Here, we show that a Col4a1 mutation can cause ASD, age-related IOP elevation and glaucomatous neurodegeneration with characteristic retinal ganglion cell axon loss and optic nerve head cupping in a subset of eyes. Genetic context modifies these age-related phenotypes, whereby 129B6F1 mutant mice had highly variable pathology including some eyes with relatively severe ASD. Although the majority of these mice had some level of ASD, only a portion of the129B6F1 mice develops glaucoma. In the CASTB6F1 genetic context, ASD was strongly suppressed in the vast majority of Col4a1^+/Δex41 mice. Notably however, at least three eyes had very severe phenotypes suggesting that even in genetically identical animals other factors can determine the phenotypic outcome. Our data also suggest that despite the obvious presence of developmental defects, iridocorneal angle malformations, and IOP elevation both progress with age. If this holds true in patients, then there may indeed be a therapeutic window for intervention to prevent or delay vision loss in patients with COL4A1 mutations.

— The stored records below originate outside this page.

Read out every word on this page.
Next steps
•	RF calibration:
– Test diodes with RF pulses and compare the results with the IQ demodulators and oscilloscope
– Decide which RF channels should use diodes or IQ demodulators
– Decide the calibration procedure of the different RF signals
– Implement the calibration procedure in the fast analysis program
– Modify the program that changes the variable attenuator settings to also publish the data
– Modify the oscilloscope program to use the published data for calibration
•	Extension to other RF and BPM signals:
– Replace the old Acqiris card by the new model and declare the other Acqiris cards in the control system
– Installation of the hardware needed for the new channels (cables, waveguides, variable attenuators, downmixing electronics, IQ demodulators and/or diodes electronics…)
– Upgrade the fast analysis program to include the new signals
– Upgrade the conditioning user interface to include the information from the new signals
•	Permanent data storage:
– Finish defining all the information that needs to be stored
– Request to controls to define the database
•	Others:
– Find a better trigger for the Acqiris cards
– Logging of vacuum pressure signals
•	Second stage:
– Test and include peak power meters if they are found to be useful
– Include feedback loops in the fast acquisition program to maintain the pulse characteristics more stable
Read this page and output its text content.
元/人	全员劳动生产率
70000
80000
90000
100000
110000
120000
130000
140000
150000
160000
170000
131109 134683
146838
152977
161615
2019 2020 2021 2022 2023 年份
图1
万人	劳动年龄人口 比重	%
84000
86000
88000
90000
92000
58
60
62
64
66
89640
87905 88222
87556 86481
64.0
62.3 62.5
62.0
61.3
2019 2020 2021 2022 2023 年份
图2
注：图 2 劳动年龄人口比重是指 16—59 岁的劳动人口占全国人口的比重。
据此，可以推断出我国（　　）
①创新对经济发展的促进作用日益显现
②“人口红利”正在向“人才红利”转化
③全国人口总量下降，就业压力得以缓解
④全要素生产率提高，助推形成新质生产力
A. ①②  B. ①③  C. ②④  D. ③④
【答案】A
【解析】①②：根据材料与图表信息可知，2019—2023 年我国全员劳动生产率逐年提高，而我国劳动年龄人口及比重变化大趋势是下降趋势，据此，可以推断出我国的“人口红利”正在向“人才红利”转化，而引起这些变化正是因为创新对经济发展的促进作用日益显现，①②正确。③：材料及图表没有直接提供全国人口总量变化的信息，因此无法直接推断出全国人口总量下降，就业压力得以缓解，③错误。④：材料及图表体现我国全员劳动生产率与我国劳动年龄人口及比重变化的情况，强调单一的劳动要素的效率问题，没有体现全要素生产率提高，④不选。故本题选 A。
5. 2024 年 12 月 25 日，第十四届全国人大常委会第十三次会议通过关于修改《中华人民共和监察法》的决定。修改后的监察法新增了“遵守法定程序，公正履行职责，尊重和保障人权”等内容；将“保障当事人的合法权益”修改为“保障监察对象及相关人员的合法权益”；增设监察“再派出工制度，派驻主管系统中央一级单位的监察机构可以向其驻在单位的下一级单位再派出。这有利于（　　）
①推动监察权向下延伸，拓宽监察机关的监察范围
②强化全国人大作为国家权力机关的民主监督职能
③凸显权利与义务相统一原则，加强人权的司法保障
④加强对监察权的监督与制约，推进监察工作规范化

To date, there are over 70 COL4A1 mutations identified in patients and approximately one-third of these are reported to have ASD or cataracts.^{5,6,15,17,20,23,32} In contrast, all 13 mutations in mice were identified primarily because of this phenotype.⁵ Both observations could reflect ascertainment biases. COL4A1 is often considered for its role in cerebrovascular disease and is only recently being considered as an ASD candidate gene. However, in mice, ASD is readily identified in forward genetic mutagenesis screens and a role in cerebrovascular disease could have more easily gone undetected. Given that COL4A1 and COL4A2 mutations are very likely to contribute to multisystemic disorders that include ASD (e.g., Muscle-Eye-Brain disease³²) and not just isolated ASD, it is likely that patients with COL4A1 and COL4A2 mutations may be selected against by exclusion criteria in studies focused solely on identifying genes underlying more typical Axenfeld-Rieger types of dysgenesis. With the ongoing shift toward analyzing all genes through exome or genome sequencing, rather than selecting candidates, we expect that the number of ASD patients with COL4A1 or COL4A2 mutations will continue to increase. Our data predict that patients with COL4A1 and COL4A2 mutations may range from having severe ASD and optic nerve hypoplasia to age-related ocular hypertension with or without RGC loss, or perhaps to no ocular pathology at all. However, both genes should be considered as candidate genes in patients with ASD, especially those where ASD is part of a multisystem disorder.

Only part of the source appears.